In his turn, Labour's Richard Leonard also accused the FM of slipping up. Whereas Ms Davidson had ranged far and wide, he was more effective by restricting himself to a single target, that of radiology scans, their scarcity.

However, at the close, the Labour leader could not resist his "delenda est Carthago" moment. Wouldn't it be much better, he opined, if the FM stopped talking about a further independence referendum - and stuck to sorting out the NHS?

Ms Sturgeon rose slowly, no doubt recalling the line she had rehearsed in front of the mirror. Isn't it remarkable, she asked the presiding officer (and anyone else listening) how her opponents seemed to be obsessed with just one topic, independence?

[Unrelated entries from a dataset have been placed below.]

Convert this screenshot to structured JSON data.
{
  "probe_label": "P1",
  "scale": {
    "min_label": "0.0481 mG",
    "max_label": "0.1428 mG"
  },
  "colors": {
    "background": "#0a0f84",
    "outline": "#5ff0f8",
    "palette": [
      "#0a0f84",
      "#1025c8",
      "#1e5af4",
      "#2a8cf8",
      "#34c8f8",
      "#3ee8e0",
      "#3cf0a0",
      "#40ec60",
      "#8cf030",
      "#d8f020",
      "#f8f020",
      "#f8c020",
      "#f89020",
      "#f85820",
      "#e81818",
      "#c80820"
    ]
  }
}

It worked. It was effective. But of course, as Nicola Sturgeon well knows, it is more than a mite specious. It was not Richard Leonard nor Ruth Davidson who commissioned, received and published a report on Scotland's economy under independence.

That was Sturgeon, N. Just as it was the first minister who rivalled Donald Trump in tweet frequency, as she set out her rebuttal of criticisms drawn by the growth commission.

Commission controversy

Is Ms Sturgeon upset at the controversy which the commission has generated, including among members of the wider independence movement? Not a bit of it.

The aim was to get people talking about the "whether" of independence, rather than the when and how. She will, however, have to return to those tricky topics in due course.

On the day, perhaps the most effective of all was Willie Rennie of the Liberal Democrats. Granted fewer questions, he made the most of his limited contribution.

Why was it that treatment waiting times, supposedly guaranteed by statute, were routinely being missed? When, he inquired, would the FM obey her own law?

Ms Sturgeon spoke of the efforts under way, but felt obliged to concede that the performance was unacceptable.